Brad Sorrow, National Sales Executive at Nova Polymers, noticed this and began to develop the concept of a new way to finish the braille cells on ADA signage.

“In the past we’ve always sold a hot stamp unit that uses foils for tipping. You’re very limited on colors and it’s really hard to make the foil apply evenly over large areas, like bathroom gender signs or large pictograms in general” says Sorrow. “More recently, I was able to locate a manufacturer that was willing to engineer my idea into a working machine.”

The “machine” Sorrow refers to is Nova Polymer’s Color Pro, an automated color ink tipping applicating machine for braille/ADA signage that replaces the need for either hot stamping or silk screening.

“This takes the place of hot stamping and silk screening. So, if you’re doing traditional silk screening where you’ve got a screen and you’re pouring ink on it and you’re running a squeegee across, this takes the place of that,” says Sorrow.

“Sign fabricators are used to either ink screening or they might be doing tipping through applying hot stamp foils,” says Nova Polymers Director of Sales and Marketing Tim Lloyd.

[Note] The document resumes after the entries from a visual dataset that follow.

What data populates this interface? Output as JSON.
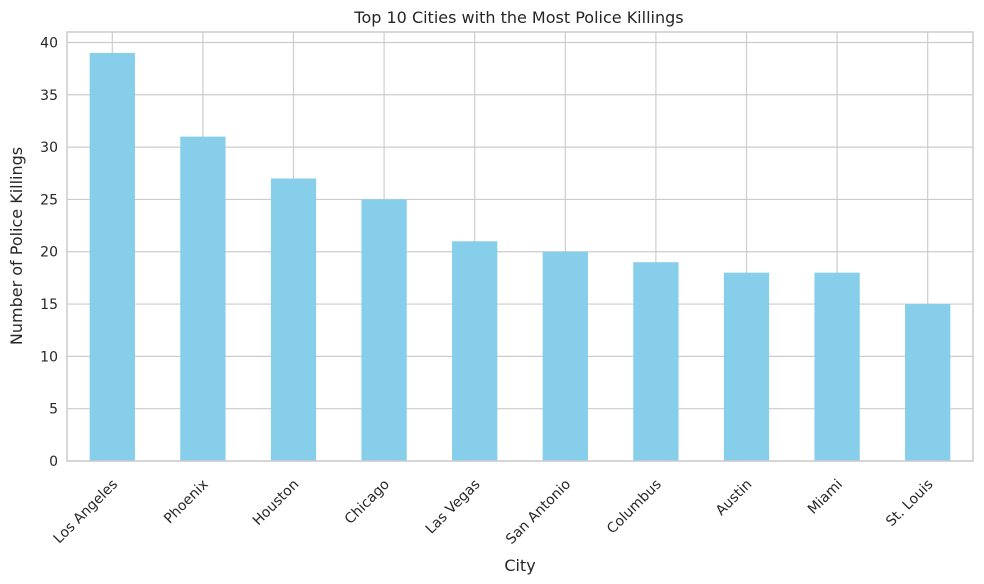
{
  "chart_data": {
    "type": "bar",
    "title": "Top 10 Cities with the Most Police Killings",
    "xlabel": "City",
    "ylabel": "Number of Police Killings",
    "categories": [
      "Los Angeles",
      "Phoenix",
      "Houston",
      "Chicago",
      "Las Vegas",
      "San Antonio",
      "Columbus",
      "Austin",
      "Miami",
      "St. Louis"
    ],
    "values": [
      39,
      31,
      27,
      25,
      21,
      20,
      19,
      18,
      18,
      15
    ],
    "ylim": [
      0,
      41
    ],
    "yticks": [
      0,
      5,
      10,
      15,
      20,
      25,
      30,
      35,
      40
    ],
    "grid": true,
    "bar_color": "#87CEEB",
    "grid_color": "#CCCCCC",
    "spine_color": "#CCCCCC",
    "text_color": "#262626"
  }
}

“So, what the Color Pro provides is the ability to ink tip all raised areas of a braille cell in just two to three seconds. It consistently rolls ink over all the raised characters as well as the larger pictograms. If you need to run it through a second time just to get color opacity, it’s only two or three more seconds again,” Lloyd adds. “You’re really looking at production cost savings and labor savings. In short, the Color Pro reduces the production time to tip all your ADA signage.”

Becoming proficient in braille/ADA-compliant signage manufacturing can lead to significant new business if you’re able to grasp it and lock in a standard operating process. Adding a machine like the Color Pro to your operation can free up your team to work on other important jobs while the machine relieves you of ink tipping precision worries.

“Schools, hotels, all of your office buildings, hospitals, anywhere that the public goes, are required to have ADA signage,” says Sorrow.

With the capability of consistently producing 100% compliant braille/ADA signage in your shop, you can now go after clients required to have signage that upholds to the Americans with Disabilities Act. And in terms of day-to-day production operations, the Color Pro is easy to train new and inexperienced screeners on.

“Since COVID, one of the biggest challenges within the sign industry is finding a skilled labor force. Sign fabricators have expressed frustrations with the inability not only to find experienced screeners, but with the time it takes to train them and keep them before they leave,” says Lloyd. “It’s really a serious problem. I know that sounds kind of cliché, but the Color Pro provides an exclusive solution to that problem.”

Nova Polymer’s Color Pro

So, what does equipping your shop with this new technology look like?

“When you think of a job with 100 signs, and it’s taking only two to three seconds per sign for ink tipping, think how fast you could do that full production run of signs,” says Lloyd.